Emmys Performer Documentary
Photo: Kevork Djansezian/Getty Images.

Come 2022, the Emmy Awards telecast are going seem a little different. As Variety reports, the Academy of Television Arts & Sciences, which governs the Emmys, is implementing two changes that will make the awards a fairer and more inclusive process. The ATAS is ending a loophole that allows documentary films to be submitted for Emmy and Academy Award nominations, as well as acknowledging the outstanding talent of non-binary and gender-diverse individuals in TV. Winning talent can now ensure that their Emmy statue and certification reflect their gender identity with the “performer” label, rather than “actor” or “actress.”

“No performer category titled ‘Actor’ or ‘Actress’ has ever had a gender requirement for submissions,” said the ATAS in a statement. “Now, nominees and (or) winners in any performer category titled ‘Actor’ or ‘Actress’ may request that their nomination certificate and Emmy statuette carry the term ‘Performer’ in place of Actor or Actress.”

In other words, the Actor and Actress categories aren’t going away, the ATAS is just offering an alternative ad-hoc solution for performers outside the gender binary. Variety notes that in 2017, non-binary Billions star Asia Kate Dillon penned a letter to the ATAS, asking why “‘actor’ and ‘actress’ denote anatomy or identity and why it is necessary to denote either in the first place?” In the current iteration of the Emmys, they concluded that “there is no room for my identity within that award system binary.”

There is still discussion over whether such award categories should be separated by gender in the first place. And this is a very small step towards inclusivity, though hopefully, it will spur other awarding bodies to reconsider how they present their awards in a way that recognizes all genders.
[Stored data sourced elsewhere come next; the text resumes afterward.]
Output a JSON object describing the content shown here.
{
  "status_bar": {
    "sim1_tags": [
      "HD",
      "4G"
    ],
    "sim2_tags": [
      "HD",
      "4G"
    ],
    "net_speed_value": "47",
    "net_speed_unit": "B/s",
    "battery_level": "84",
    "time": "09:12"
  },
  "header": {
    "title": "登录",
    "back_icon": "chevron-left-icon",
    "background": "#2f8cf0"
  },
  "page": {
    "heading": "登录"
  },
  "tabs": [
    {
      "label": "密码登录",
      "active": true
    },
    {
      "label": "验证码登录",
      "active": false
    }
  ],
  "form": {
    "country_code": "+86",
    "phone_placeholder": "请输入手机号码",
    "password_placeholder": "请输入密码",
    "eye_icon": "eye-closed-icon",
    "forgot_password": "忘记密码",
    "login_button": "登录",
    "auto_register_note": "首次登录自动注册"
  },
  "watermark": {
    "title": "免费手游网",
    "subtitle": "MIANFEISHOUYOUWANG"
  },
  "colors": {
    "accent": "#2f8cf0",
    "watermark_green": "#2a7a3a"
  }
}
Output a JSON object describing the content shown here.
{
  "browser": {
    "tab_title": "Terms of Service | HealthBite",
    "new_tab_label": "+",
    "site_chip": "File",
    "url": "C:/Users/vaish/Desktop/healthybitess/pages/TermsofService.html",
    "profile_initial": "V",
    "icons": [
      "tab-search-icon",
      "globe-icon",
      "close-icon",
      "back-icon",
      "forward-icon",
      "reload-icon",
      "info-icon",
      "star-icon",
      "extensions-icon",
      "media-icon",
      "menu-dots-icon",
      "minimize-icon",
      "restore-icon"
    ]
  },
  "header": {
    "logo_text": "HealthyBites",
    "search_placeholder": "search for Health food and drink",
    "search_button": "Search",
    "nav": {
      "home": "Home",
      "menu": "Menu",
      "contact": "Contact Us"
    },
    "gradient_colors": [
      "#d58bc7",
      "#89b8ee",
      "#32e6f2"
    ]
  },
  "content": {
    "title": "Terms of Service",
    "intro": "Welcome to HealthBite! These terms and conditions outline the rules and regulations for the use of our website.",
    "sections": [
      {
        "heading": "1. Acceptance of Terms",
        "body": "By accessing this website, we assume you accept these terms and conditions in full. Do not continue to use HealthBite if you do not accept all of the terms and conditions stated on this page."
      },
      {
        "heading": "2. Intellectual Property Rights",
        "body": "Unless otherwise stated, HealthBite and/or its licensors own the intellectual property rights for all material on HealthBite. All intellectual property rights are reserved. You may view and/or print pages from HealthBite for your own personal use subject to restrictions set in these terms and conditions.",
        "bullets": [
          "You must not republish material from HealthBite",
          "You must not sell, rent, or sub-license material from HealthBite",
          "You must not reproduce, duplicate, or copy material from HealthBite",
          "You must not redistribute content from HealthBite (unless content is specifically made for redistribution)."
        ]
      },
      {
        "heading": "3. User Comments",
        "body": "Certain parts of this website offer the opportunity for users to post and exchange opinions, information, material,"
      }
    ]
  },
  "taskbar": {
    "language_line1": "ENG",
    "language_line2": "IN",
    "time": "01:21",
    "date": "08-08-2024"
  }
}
Additionally, the Emmys will also clamp down on documentary double-dipping. Although many documentaries are feature-length films, they are sponsored and funded by TV channels, such as BBC’s Planet Earth or ESPN’s The Last Dance. The loophole allowed these films to be considered studio films and TV projects — particularly if they are shown in theaters — and thus eligible for the Emmys and Oscars. Under the new rule, documentaries submitted for Oscars consideration cannot be eligible for Emmys.